Fue mi jefe y, sobre todo, mi amigo. Mucho de lo poco que soy, se lo adeudo. Nos prestábamos lealtad y afectos como quien se presta un libro. Muchas veces estuve en su casa, rodeado de los suyos. Me sentía querido y sabían que los quería.

Luego la esquiva suerte de trabajar con unos gansos jugando a empresarios, nos retiró a ambos. Él primero, después yo. Y ahí comenzamos a perder el contacto. Yo lo veía crecer como la espuma pero no paraba de trabajar, viajar, y pensaba ¿le dará tiempo a vivir? No, no le ha dado. Casi inmediatamente a su retiro absoluto, vino aquel entierro y ya sentí que algo estaba horadando su interior.

Esta mañana, hablando con un amigo común, me lo ha confirmado, me ha ratificado lo que yo ya sabía que era dolor. Su hijo está llevando a cabo un proyecto para este amigo y a él le dijo que tiene Alzheimer, que no conoce a nadie, ni familia, ni amigos... A nadie.
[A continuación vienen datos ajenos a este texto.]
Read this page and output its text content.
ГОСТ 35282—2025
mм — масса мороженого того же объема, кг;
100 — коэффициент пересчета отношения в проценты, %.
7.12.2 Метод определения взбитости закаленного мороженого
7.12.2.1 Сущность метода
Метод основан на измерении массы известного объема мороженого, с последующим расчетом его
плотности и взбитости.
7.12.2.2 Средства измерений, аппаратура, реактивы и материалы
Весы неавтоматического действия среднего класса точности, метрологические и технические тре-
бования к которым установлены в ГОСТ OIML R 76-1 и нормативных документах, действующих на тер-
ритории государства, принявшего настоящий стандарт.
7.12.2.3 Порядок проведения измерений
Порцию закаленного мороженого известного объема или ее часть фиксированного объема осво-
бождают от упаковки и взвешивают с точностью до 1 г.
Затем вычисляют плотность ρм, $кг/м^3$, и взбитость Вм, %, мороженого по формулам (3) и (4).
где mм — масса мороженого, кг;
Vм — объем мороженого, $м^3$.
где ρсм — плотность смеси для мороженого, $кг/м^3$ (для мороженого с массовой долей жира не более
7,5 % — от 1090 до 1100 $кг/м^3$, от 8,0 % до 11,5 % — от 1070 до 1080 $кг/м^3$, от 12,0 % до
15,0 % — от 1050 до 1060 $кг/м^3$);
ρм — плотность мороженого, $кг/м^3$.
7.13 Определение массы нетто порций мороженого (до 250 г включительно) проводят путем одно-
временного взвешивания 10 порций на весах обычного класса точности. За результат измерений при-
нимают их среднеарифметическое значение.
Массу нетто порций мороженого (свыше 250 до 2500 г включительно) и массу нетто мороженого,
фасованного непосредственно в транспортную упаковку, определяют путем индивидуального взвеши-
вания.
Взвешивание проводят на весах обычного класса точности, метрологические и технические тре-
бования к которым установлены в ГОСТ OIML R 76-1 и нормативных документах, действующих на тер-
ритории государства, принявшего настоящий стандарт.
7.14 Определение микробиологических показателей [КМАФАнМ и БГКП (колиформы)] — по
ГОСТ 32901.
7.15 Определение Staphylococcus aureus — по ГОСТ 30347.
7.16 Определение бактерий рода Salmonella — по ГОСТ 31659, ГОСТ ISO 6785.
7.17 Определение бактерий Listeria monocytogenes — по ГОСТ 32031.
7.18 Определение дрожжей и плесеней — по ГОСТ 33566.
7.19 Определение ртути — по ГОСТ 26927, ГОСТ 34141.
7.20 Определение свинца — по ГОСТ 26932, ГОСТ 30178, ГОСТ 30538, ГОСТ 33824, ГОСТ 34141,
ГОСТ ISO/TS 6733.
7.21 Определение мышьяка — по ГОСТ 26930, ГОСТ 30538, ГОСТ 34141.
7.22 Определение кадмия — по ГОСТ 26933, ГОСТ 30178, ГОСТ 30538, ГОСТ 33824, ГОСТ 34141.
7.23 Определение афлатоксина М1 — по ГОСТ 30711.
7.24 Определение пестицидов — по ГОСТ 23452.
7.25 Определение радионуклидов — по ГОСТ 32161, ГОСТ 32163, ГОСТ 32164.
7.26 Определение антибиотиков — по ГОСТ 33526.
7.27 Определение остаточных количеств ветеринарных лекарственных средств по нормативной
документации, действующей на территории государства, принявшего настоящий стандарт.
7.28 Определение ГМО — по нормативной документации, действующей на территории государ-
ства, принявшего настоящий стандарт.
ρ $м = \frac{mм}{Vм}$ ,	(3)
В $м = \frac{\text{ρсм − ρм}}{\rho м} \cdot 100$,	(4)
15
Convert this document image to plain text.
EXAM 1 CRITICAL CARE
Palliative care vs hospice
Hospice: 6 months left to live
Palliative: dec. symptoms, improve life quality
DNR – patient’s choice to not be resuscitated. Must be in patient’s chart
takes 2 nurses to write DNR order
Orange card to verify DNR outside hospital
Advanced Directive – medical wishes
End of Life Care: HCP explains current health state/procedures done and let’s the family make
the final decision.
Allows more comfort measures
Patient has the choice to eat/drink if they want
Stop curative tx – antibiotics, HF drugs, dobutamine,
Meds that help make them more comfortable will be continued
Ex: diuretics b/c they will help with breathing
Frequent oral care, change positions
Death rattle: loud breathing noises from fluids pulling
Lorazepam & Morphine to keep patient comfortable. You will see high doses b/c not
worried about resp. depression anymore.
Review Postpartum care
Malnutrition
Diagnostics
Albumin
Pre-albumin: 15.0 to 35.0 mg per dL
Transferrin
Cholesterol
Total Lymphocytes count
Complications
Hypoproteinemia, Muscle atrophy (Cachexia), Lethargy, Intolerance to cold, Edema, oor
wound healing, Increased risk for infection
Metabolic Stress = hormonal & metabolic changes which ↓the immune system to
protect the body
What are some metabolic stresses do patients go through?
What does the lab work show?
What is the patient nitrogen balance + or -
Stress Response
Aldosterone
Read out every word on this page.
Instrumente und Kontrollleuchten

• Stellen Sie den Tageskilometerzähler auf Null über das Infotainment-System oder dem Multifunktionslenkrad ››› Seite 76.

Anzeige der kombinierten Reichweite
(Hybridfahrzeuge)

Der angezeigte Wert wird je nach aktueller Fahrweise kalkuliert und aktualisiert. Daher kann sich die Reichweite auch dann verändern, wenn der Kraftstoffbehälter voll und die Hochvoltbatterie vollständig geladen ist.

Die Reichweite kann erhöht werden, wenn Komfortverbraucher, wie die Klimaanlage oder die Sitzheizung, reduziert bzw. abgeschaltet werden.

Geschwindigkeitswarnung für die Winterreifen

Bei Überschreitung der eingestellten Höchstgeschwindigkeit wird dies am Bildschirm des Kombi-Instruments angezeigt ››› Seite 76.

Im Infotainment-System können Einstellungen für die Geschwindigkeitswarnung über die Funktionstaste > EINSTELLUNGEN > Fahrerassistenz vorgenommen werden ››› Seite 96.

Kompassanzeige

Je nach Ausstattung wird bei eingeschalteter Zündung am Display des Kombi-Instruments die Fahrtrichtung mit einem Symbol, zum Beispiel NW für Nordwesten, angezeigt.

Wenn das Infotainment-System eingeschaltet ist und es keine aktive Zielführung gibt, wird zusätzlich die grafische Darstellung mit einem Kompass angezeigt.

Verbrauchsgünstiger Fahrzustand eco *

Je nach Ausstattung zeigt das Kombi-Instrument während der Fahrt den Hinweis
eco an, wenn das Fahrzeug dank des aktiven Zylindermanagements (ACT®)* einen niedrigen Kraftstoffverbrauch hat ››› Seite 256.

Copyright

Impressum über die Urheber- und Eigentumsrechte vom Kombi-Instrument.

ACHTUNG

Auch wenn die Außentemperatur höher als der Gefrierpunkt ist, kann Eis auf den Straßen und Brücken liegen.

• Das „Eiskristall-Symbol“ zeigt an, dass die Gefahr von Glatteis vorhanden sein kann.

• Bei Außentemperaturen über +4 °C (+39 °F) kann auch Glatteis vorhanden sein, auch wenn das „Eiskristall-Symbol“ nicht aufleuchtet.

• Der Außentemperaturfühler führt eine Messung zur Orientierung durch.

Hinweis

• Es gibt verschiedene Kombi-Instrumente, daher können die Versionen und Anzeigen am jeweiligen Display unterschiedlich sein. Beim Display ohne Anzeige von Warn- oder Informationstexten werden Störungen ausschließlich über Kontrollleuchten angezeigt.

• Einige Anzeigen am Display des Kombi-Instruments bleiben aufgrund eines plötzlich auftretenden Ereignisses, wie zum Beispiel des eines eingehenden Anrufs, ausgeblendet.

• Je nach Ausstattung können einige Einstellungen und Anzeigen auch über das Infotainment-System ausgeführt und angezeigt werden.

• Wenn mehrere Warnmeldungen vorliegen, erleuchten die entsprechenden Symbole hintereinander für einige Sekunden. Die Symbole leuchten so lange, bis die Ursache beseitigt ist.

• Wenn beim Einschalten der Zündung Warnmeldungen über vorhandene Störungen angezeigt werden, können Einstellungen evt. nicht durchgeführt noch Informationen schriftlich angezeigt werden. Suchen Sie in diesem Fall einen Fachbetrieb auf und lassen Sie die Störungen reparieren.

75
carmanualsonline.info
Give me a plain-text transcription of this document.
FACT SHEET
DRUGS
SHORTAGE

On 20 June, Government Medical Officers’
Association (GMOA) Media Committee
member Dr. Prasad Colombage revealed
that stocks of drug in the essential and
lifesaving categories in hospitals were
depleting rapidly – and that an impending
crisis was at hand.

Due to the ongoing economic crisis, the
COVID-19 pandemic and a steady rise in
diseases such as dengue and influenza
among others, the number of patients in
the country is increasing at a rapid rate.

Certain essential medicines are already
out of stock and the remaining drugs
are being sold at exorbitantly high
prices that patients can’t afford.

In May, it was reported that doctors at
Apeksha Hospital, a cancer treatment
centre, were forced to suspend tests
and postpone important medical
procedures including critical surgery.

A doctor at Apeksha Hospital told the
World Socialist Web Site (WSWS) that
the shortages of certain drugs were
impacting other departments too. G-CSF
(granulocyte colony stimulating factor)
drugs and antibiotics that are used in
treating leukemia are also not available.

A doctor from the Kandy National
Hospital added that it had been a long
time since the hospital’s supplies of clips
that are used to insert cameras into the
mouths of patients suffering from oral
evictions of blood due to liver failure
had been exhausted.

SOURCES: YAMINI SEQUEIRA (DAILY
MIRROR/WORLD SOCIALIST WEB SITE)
Y me siento feliz de haber tardado tanto tiempo en enterarme porque el dolor que comparto con él en este instante, me taladra las entrañas.

Mi querido amigo, donde quiera que esté tu mente distraída de este mundo que se te hizo pequeño, allí estoy yo ahora, estrechándote en un fuerte abrazo, ése que aún me permite sonreír porque no he visto tu gesto ausente y tu rictus de dolor.

Mi querido amigo Antonio, te quiero siempre.